Les Éditions VTOPO, et « Des Calanques et des Hommes » et Mountain Bikers Foundation proposeraient donc les éléments de discussion suivants :
- Interdiction formelle (ce qui est déjà le cas) de la pratique Hors Piste avec campagne de prévention, d’éducation, puis de verbalisation
- En mesure compensatoire, aménagement d’une zone dite Freeride dans le vallon de la Jarre pour éviter toute construction et destruction ailleurs : modules, blocs rocheux, zones débroussaillées, modules en bois. Il s’agit d’une zone facilitant par sa taille et sa proximité avec la ville, la prévention et la sensibilisation (public jeune de surcroît)
- Autorisation du VTT sur les sentiers évoqués ci-dessus et suivant la cartographie établie par Mountain Bikers Foundation.
- Aménagement de certaines zones pour éviter l’érosion : aménagement de certains virages pour créer un appui, balisage par des blocs rocheux ou troncs d’arbres dans les épingles pour éviter les coupes sauvages pédestres et cyclistes
- Aménagement d’une zone dite Freeride dans le vallon de la Jarre pour éviter toute construction et destruction ailleurs : modules, blocs de rocheux, zones débroussaillées, modules en bois. Ce serait aussi une zone où il serait facile, de par sa taille et sa proximité avec la ville, de faire de la prévention et de la sensibilisation (public jeune de surcroît)

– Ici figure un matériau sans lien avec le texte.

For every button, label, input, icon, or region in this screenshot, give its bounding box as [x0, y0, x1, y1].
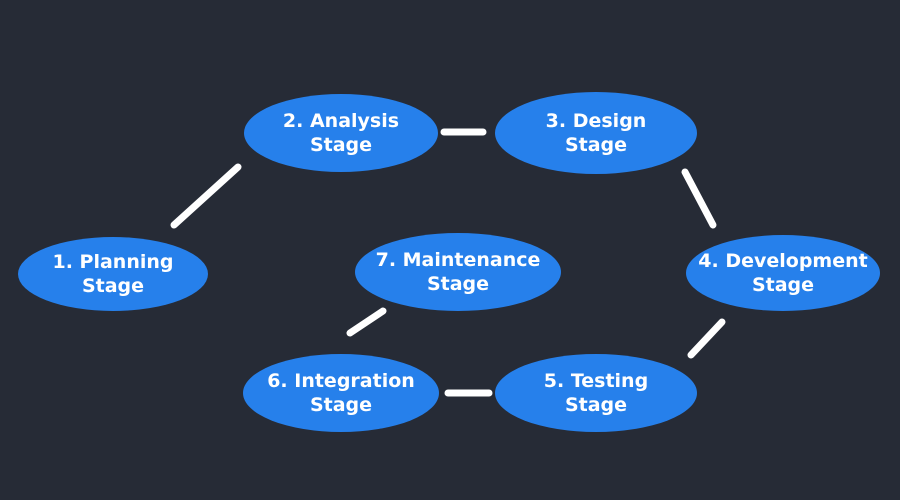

- Edition d’un code de bonne conduite du VTT dans les Calanques avec
- Interdiction du VTT Hors Piste
- Aménagement et débroussaillage interdits
- Clarification et affirmation du message "Priorité aux piétons avec facilitation du croisement et allure au pas"
- Contrôle de sa vitesse dans les passages sans visibilité
- Passage à distance des animaux sauvages et domestiques
- Ne rien jeter par terre (...)
- Apprendre à rouler en autonomie (préparer son itinéraire, savoir réparer, prévoir son ravitaillement)

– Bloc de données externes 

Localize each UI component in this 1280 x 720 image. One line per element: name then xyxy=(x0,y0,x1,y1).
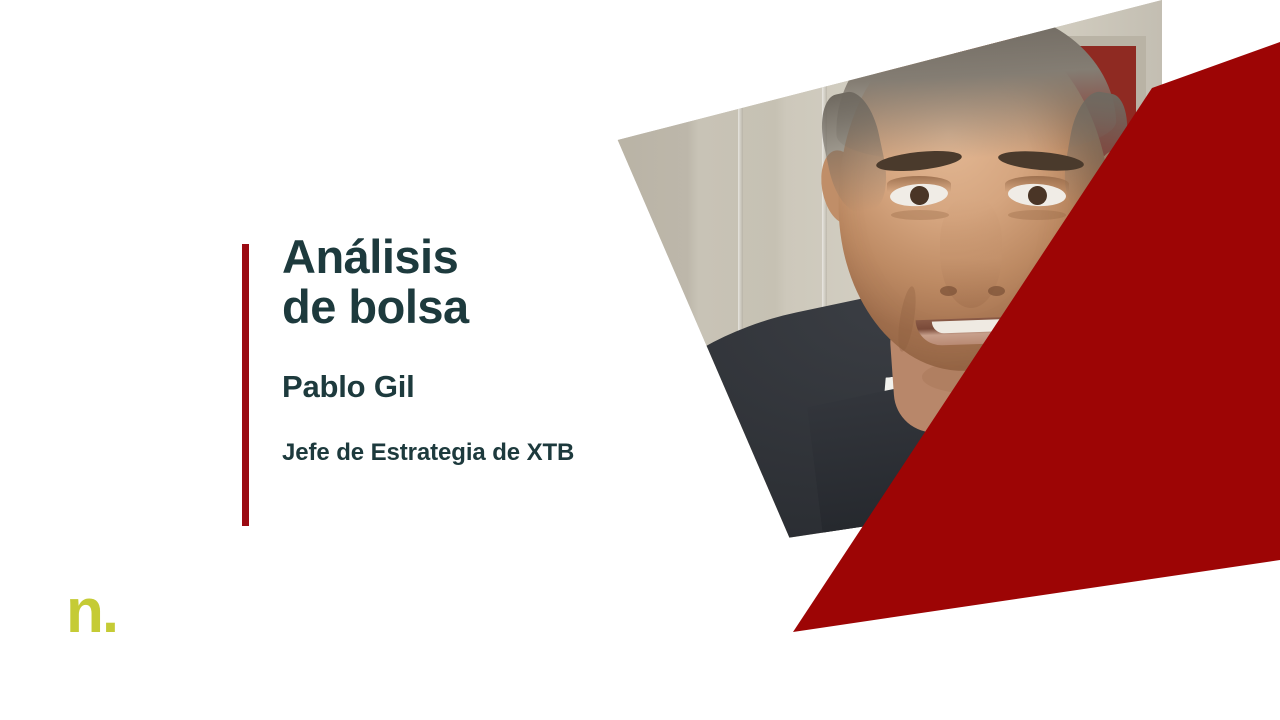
pupil-left xyxy=(909,185,929,205)
wall-panel-seam xyxy=(738,0,743,560)
person-role: Jefe de Estrategia de XTB xyxy=(282,439,672,467)
accent-bar xyxy=(242,244,249,526)
chin xyxy=(922,360,1030,394)
text-lines: Análisis de bolsa Pablo Gil Jefe de Estr… xyxy=(282,232,672,467)
slide-canvas: Análisis de bolsa Pablo Gil Jefe de Estr… xyxy=(0,0,1280,720)
nostril-left xyxy=(940,286,957,296)
page-title-line2: de bolsa xyxy=(282,282,672,332)
portrait-photo xyxy=(610,0,1162,560)
brand-logo: n. xyxy=(66,581,117,643)
person-name: Pablo Gil xyxy=(282,369,672,405)
nostril-right xyxy=(988,286,1005,296)
portrait-photo-inner xyxy=(610,0,1162,560)
under-eye-right xyxy=(1008,210,1066,220)
pupil-right xyxy=(1027,186,1047,206)
under-eye-left xyxy=(891,210,949,220)
page-title-line1: Análisis xyxy=(282,232,672,282)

- Développer un comportement citoyen avec les autres usagers à base d’amabilité et discrétion
- Porter un casque en toutes circonstances et même éventuellement genouillères et coudières
- Education du public en impliquant de façon effective quelques associations et professionnels signataires, pour la promotion des règles élémentaires de bonne conduite et de partage de l’espace ou site de pratique
À cette charte, il serait intéressant d’y adosser une carte des Calanques avec les sentiers fréquentables, ainsi qu’une échelle de difficulté technique (voir ce qui se fait en kayak sur rivière avec tronçons côtés)..
Conclusion
Nous déplorons très souvent, et tous, la règle qui voudrait que la grande majorité paie pour une minorité. De par une prise de conscience sérieuse et circonstanciée de la pratique par les pouvoirs publics, il est envisageable de concilier le VTT dans les Calanques. Grâce à une approche pédagogique et motivée, la prise de conscience et l’acceptation par le pratiquant sera entière. Le VTT ne doit pas faire peur, car il fait partie de l’évolution de l’homme dans son approche avec la nature. C’est un moyen de se déplacer très courant de nos jours et en pleine expansion (observer le mouvement qui consiste à offrir un service cycliste dans une grande majorité de villes en France et depuis plus longtemps dans d’autres pays). Comment faire sans ? Par un projet cohérent et en adéquation avec les pratiques modernes de cette activité, nous pourrons faire de notre massif un superbe exemple de cohabitation et de concertation.